A ver cómo salimos Navidad y fin de año: Ciudadanos

Muchas personas que perdieron sus empleos por el cierre radical de negocios debido a la pandemia tratan de encontrar un nuevo jale, pero las opciones son escasas y “flacas”

Por Rafael Hernández Guízar

Ciudadanos denunciaron ayer que arreció el desempleo en la Zona Metropolitana de Guadalajara (ZMG), se que­jaron de que los trabajos que se ofrecen no ayudan siquiera a alimentarse dignamente.

Tras varias denuncias ciudadanas que llegaron a la redacción de Página 24, acudimos al centro de Gua­dalajara para recabar testimo­nios acerca de la opinión de las personas sobre el oscuro panorama laboral en la zona metropolitana, luego de los despidos que se dieron por la pandemia de coronavirus.

“Pues a mí se me acabó el trabajo, yo estaba cham­beando (sic) aquí por el Par­que Morelos, en una nevería, y me despidieron, me dije­ron que ya no me ocupaban y he estado buscando pero pues pagan bien poquito, lo más que están ofrecien­do son mil pesos a la sema­na, mil 200 cuando mucho, y eso pues no alcanza para mantener a la familia”, dijo Humberto Rosales, uno de los entrevistados.

–¿Y qué va a hacer?

–Pues ahorita por lo pron­to agarrar lo que se pueda, tenemos que hacer lo de la cena de navidad y comprar­les a los hijos el niñito Dios, a ver cómo se pone, lo que sí es que para entrar el año hay que buscar algo mejor por­que si no pues no la vamos a hacer.

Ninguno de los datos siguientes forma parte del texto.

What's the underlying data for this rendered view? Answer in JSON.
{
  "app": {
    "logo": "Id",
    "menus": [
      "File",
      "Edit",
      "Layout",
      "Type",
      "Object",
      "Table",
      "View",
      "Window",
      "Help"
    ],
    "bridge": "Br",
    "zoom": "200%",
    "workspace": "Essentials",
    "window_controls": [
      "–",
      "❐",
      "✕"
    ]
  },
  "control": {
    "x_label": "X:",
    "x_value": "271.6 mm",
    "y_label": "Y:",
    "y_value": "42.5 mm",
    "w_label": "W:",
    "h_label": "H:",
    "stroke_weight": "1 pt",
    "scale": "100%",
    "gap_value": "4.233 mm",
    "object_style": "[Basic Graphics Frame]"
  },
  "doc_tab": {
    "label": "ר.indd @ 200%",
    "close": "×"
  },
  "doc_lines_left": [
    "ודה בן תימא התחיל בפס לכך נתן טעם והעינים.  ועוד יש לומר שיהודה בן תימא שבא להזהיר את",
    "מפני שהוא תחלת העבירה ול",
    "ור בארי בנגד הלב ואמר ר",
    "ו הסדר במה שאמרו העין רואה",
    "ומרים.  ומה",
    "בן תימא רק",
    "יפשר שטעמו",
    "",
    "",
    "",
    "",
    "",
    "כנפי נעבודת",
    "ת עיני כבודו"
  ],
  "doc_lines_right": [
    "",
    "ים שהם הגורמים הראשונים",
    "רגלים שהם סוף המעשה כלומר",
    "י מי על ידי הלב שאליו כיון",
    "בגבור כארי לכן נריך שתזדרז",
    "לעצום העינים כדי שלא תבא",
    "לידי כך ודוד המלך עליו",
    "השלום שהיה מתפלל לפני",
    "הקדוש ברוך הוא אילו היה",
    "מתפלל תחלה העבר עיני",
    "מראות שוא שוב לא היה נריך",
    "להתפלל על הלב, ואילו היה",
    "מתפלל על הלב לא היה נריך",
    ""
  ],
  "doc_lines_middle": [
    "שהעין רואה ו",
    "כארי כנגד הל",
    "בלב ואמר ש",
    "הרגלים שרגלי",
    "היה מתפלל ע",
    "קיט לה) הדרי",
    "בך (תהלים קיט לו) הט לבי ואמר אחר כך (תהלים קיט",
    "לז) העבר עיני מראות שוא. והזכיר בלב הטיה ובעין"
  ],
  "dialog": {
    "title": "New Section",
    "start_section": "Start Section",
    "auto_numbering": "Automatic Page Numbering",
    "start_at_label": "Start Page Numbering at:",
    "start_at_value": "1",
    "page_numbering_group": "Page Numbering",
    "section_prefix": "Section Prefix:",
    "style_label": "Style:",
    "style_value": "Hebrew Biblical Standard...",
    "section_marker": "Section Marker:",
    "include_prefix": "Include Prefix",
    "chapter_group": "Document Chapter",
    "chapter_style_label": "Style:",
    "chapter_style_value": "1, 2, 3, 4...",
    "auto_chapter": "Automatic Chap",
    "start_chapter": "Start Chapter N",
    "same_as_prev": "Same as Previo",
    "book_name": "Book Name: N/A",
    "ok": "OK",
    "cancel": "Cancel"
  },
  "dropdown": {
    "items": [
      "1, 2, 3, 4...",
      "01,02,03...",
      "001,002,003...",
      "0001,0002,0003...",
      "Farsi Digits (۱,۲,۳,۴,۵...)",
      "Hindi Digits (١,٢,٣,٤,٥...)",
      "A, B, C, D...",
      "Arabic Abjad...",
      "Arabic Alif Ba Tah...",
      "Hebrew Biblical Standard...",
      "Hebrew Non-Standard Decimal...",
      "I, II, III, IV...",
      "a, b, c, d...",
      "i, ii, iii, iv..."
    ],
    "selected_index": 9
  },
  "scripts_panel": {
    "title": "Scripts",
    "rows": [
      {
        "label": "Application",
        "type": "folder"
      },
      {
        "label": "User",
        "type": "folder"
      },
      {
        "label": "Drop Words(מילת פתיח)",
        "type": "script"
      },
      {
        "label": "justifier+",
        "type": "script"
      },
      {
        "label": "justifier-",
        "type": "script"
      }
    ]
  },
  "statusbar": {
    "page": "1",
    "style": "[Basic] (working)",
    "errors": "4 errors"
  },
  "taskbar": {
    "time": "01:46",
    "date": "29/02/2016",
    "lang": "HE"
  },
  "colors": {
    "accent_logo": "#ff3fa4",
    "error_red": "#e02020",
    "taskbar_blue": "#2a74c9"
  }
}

–¿Cuántos mantiene us­ted?

–A mi señora y a dos hi­jos, de 8 y 5 años. Y pues como le digo, no alcanza, mi señora pues vende cosas por catálogo y afuera de la casa en un tianguis que se hace, pero no es lo mismo sin el ingreso seguro. Así que pues ni modo, como dicen, ahori­ta lo que caiga es bueno, hay que salir adelante ni modo que no.

Este y otros ciudadanos entrevistados lamentaron que con los raquíticos sala­rios no se logra siquiera ac­ceder a la canasta básica.

Según datos de la Uni­versidad de Guadalajara (UdeG), los productos que integran la señalada canas­ta básica superan los 11 mil pesos, algo que está casi tres veces por encima a lo que se paga en los trabajos.

Pero la situación recrude­ce, pues hay quienes además pagan renta, misma que no baja de mil 200 pesos, y el costo del transporte público que está en 9.50 cada viaje, a lo que se agrega el costo por atención médica en lo particular, pues la mayoría de los trabajos no incluyen seguridad social.